To celebrate the 20th annual SKTA summer camp, I thought that I'd ask a few questions of the guy that started it all. Enjoy!
Q: What was the camp like in the first few years compared to today?
A: "I was in my mid-20s and we worked out of the Scottsdale Plaza Resort. I remember jumping from pool to pool because security didn't like us swimming in the pools. The first year was memorable because I bought squirt guns for every student, had 30-40 students, and even though I didn't make any money, I was happy.
Now, times have changed and I have to oversee so many different components and all facets of the business. So much is required minute of the camp everyday. "
Q: What gave you the idea to start a tennis camp?

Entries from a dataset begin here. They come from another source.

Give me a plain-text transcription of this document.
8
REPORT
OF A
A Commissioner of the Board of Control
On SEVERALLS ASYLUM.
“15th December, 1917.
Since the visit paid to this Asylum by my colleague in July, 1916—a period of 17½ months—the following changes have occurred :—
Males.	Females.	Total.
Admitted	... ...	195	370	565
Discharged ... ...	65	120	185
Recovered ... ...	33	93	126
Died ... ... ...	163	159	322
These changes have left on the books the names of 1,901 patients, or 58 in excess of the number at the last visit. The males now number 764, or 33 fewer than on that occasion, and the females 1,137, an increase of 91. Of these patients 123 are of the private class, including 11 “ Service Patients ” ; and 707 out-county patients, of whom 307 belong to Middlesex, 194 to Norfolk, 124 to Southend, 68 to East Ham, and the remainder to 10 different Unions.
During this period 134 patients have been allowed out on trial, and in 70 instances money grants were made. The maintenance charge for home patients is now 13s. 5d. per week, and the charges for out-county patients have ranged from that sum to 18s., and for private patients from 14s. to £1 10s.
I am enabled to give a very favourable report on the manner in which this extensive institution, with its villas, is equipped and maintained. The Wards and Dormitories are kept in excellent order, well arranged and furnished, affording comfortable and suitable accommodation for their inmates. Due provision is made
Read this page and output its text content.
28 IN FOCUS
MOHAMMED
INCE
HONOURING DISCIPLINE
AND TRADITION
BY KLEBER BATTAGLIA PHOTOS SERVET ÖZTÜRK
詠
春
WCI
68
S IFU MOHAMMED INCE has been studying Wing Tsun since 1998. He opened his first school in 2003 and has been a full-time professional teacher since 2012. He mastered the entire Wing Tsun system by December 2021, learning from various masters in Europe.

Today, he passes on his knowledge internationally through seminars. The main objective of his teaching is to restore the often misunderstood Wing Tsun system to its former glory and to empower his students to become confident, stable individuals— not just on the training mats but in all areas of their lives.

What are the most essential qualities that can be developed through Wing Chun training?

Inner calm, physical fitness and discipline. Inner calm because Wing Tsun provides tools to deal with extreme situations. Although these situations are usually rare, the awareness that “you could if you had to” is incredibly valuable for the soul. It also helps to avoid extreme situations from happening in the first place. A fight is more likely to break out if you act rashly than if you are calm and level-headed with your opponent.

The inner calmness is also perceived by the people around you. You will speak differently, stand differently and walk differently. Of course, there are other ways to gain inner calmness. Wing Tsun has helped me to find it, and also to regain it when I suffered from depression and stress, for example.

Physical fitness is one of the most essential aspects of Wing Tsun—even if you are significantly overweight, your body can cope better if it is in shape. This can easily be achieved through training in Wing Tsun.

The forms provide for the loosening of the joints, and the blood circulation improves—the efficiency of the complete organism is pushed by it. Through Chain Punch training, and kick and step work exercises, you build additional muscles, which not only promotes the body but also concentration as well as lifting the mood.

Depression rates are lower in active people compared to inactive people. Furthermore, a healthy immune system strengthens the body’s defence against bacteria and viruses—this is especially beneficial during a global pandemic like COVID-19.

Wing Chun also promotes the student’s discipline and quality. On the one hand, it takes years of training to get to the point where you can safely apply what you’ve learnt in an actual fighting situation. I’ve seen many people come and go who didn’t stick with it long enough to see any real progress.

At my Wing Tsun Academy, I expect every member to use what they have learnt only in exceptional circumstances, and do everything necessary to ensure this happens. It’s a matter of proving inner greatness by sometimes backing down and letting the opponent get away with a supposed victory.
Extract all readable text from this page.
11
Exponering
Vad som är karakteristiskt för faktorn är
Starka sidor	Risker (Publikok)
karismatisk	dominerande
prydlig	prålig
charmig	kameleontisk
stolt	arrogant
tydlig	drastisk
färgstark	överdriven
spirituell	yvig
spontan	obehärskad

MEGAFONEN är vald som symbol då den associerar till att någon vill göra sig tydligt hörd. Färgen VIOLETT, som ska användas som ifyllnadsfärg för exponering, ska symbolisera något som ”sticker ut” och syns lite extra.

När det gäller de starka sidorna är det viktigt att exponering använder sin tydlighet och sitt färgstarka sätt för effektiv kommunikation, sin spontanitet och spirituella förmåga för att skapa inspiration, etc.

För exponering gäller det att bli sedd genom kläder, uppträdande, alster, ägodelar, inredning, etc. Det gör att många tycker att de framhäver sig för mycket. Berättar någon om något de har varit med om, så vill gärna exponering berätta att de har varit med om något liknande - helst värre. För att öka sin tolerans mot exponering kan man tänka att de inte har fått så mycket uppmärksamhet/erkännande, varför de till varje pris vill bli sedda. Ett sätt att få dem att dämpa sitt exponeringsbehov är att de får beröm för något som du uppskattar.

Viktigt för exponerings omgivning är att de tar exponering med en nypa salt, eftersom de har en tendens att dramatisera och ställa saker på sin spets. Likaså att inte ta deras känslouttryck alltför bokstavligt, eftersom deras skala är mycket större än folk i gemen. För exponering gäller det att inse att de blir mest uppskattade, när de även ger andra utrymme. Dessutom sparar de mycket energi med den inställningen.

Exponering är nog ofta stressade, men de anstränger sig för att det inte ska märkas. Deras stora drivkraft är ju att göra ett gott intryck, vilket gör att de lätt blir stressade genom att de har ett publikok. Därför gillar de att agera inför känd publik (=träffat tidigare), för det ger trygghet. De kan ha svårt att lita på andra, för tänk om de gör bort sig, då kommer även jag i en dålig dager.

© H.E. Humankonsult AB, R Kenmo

A: "I didn't know what I wanted to. I had so many jobs. I knew that I needed to tie in tennis with psychology and business degree. Back in the beginning, I never thought it would be something I'd do for the rest of my life and even considered going go to grad school at some point. However, it is gratifying working with 1000s of kids over the years. Over time, I learned what to do and not to do growing up playing in many camps."
Q: How has tennis in Arizona changed since you began your program?
A: "Overall, there are so many different tennis camps and multi-sport camps. I've noticed pickleball grow in popularity. Across the state, tennis is not as popular but by looking at the attendance of our camp, you wouldn't know. Also, with the introduction of red, orange, green dot ball tennis, you see success from players as young as 4."
Q: What are some of your favorite memories running a tennis camp over the last 20 years?
A: "Some of the best memories don't involve tennis but include water balloon fights that went on for 30 min, kids enjoying the pool, and movies each week. Also, some former students are now sending their kids."
Q: What makes you excited for this year?
A: "The most gratifying is seeing students happy and improving. Knowing that we have introduced tennis to 1000s of students and that we are able to help players grow from early age to elite level."